The property at 123 N. Franklin St. has been a longtime retail stronghold for Port Washington, and building owner Jim Biever said he is committed to continuing that tradition.

“It’s important for us to keep it retail,” said Biever, whose family operated a retail store in the building from the 1940s to 1990. “We’re open to anything, but we would like to continue with retail uses for downtown.”

Grover, whose mother has been running Heart ’N Home Treasures for her, said they have enjoyed their tenure downtown but needed to decide the future of the business.

She took the step with the blessing of the Main Street board of directors, Grover added.

“It’s tough to do two full-time jobs and do them both well,” said Mayor Scott Huebner, a member of the Main Street board of directors. “I give her credit for being able to juggle both for so long.”

She had two buyers lined up at one time, Grover said, but one backed out because of family issues and the other deal fell through.THE BEN FRANKLIN store run by the Biever family, shown here in a February 1975, was a mainstay of downtown Port Washington from the 1940s to 1990.                                                     Press file photo

Now, she said, she will work with Biever to find a new tenant for the 4,800-square-foot space.

Biever said he has already fielded inquiries from people who would continue to use the property for retail operations.

“I’m pretty optimistic it won’t sit too long,” he said. “I think I’d hold out for the right retail tenant.”

The building has a long tenure in downtown. Biever said his grandfather Emil ran a dry-goods store there, first renting the space and then purchasing the building from Clarence Hill in the 1940s.

Fire destroyed the building on Dec. 3, 1941. It started when a cleaning lady fell asleep on the upper floor of the building with a lit cigarette, Biever said. His grandfather rebuilt the structure.

“On a humid day, you can still smell smoke upstairs,” he said. “It was rebuilt during World War II, when it was difficult to get materials.”

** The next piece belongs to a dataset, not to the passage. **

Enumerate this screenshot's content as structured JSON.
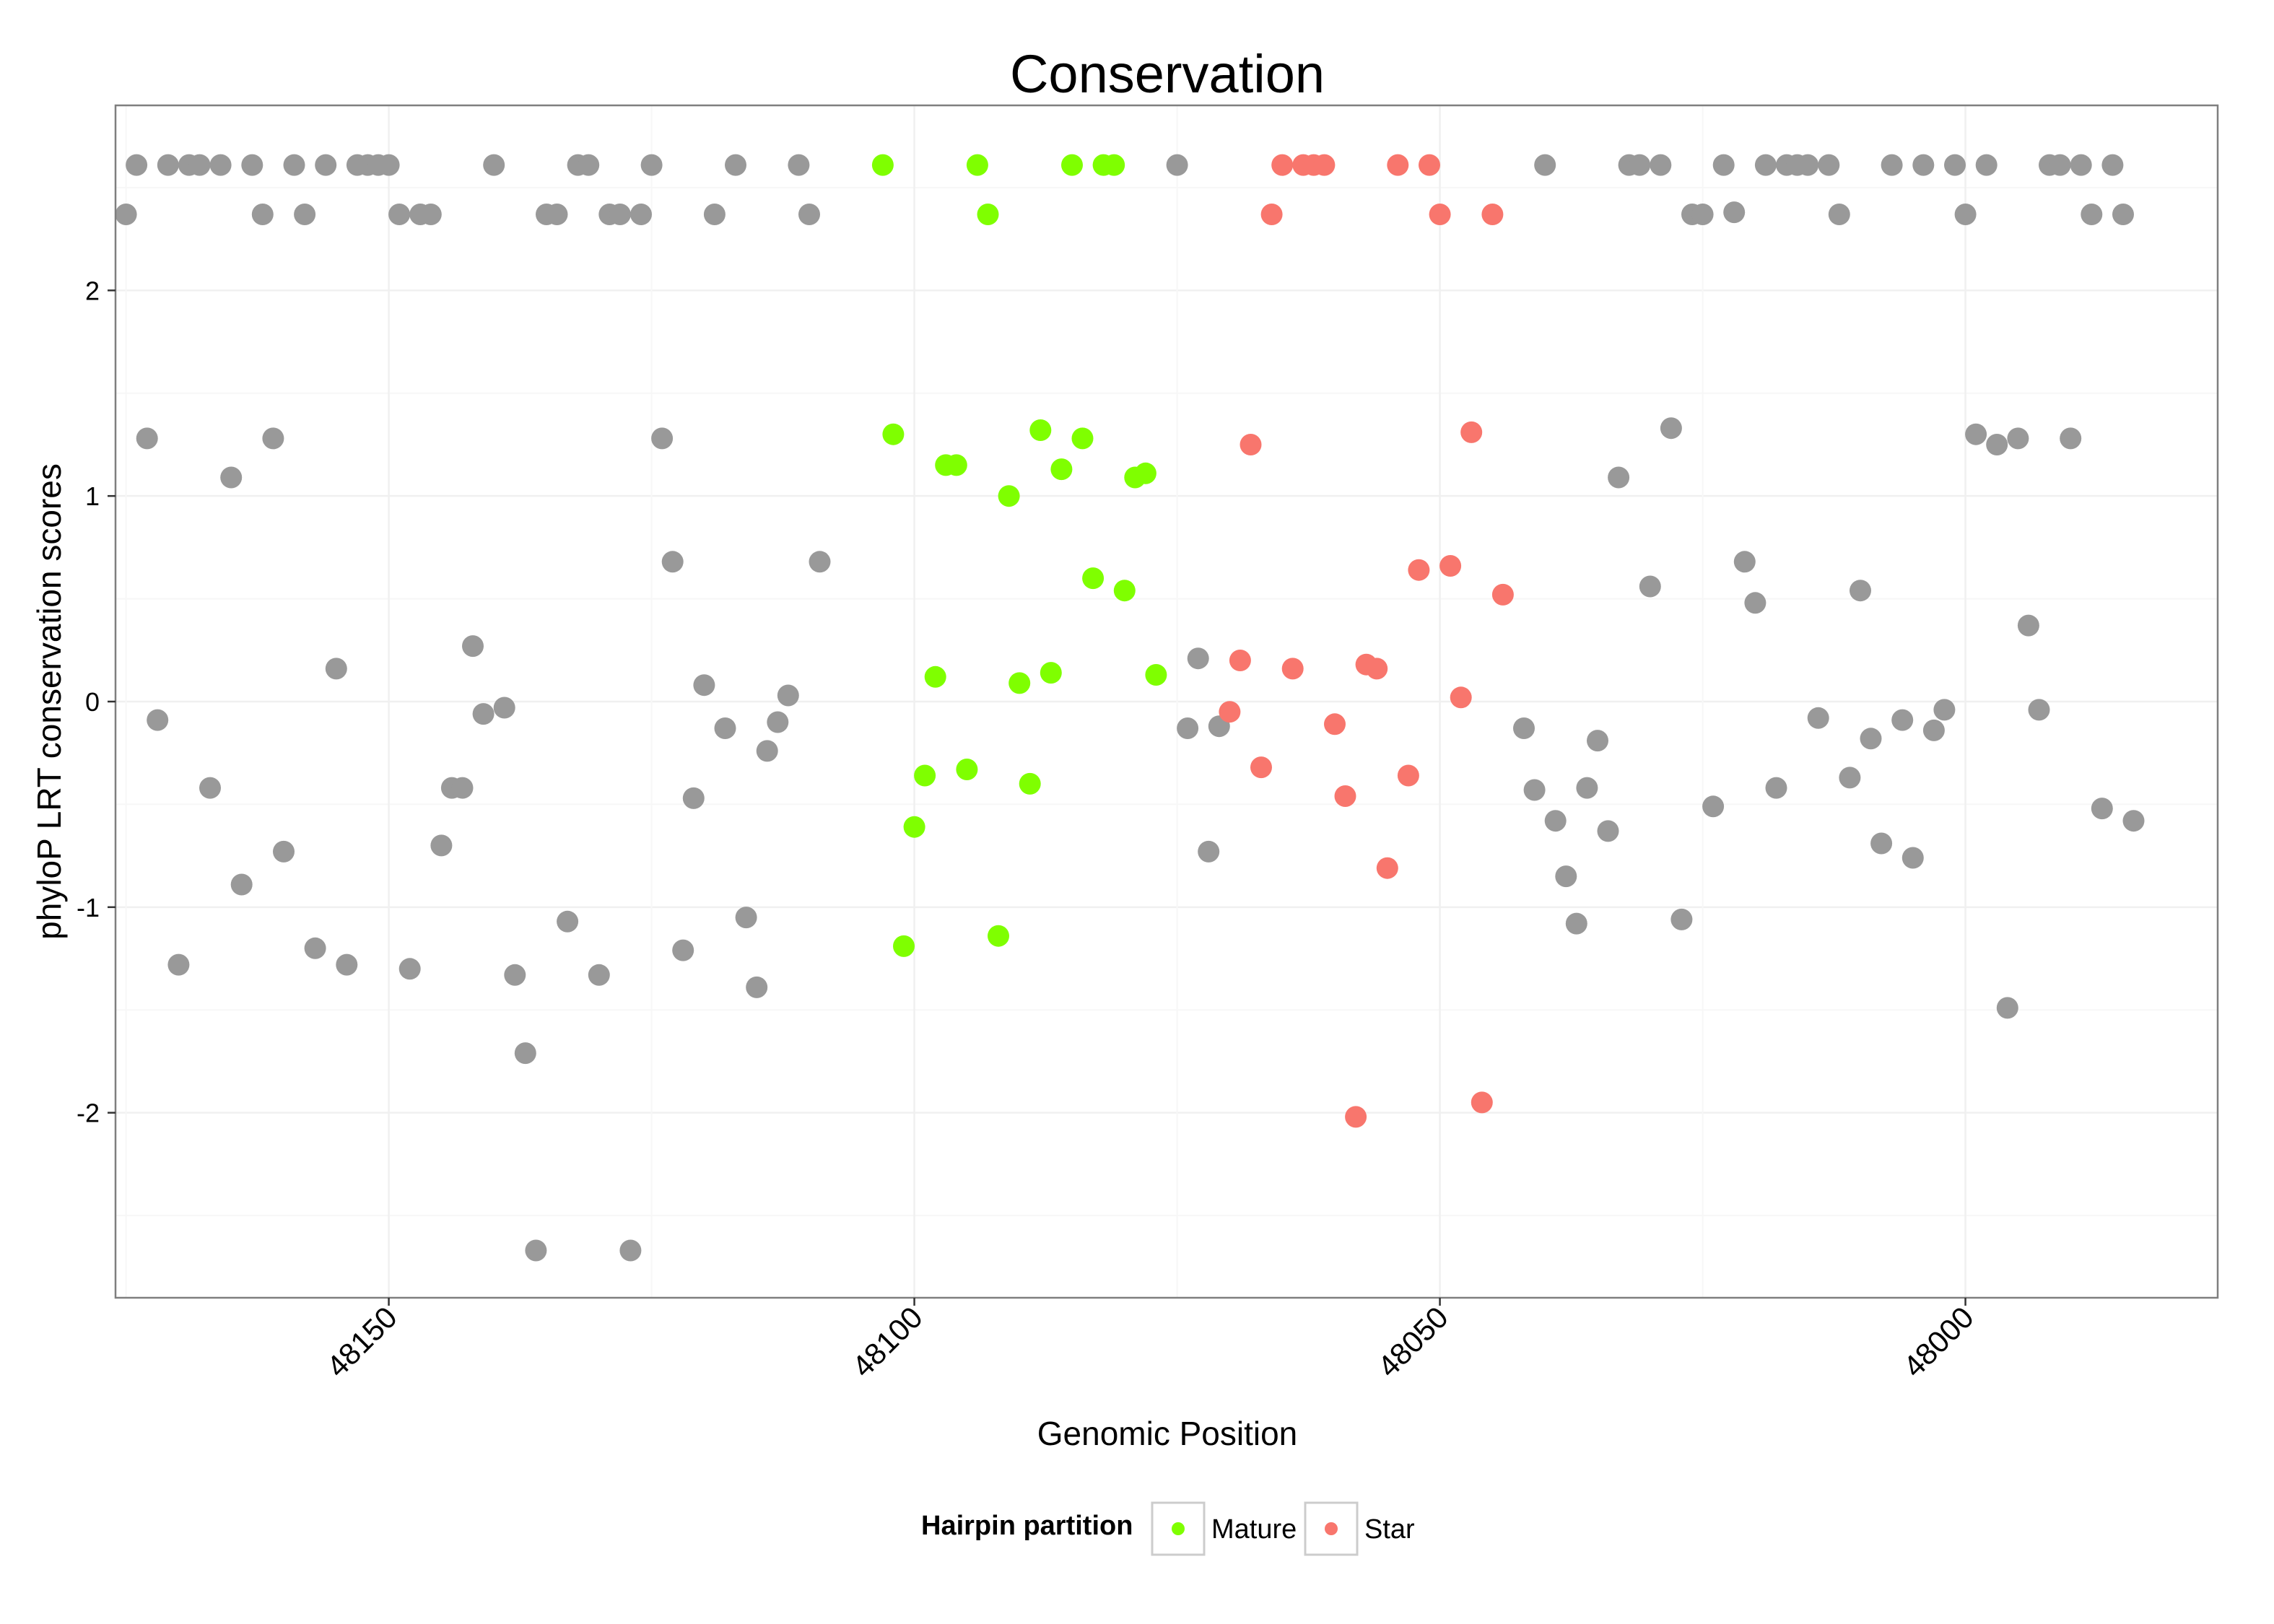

The Biever family began operating a Ben Franklin store — a five and dime store — in the 1950s, Biever said. In 1975, the shop expanded into two adjoining storefronts, a pharmacy and insurance company.

The Ben Franklin store went out of business about 1990, Biever said, as his father Vernon realized the retail operation was too much to handle along with his travel business and his job as the photographer for the Green Bay Packers. Other family members had no interest in taking over the business.

In 1992, Biever Travel expanded into the corner space, leaving the retail operations occupying much of the original footprint of the store started by Emil Biever.

After the Ben Franklin store closed, other retail operations found a home in the storefront at the corner of Franklin and Main streets, including a Value Plus store, remote-controlled race car shop and later Heart ’N Home Treasures.

“It’s an important part of downtown,” Biever said. “It’s been in the family for a long time. We’d like to see it continue to be an important part of the downtown.”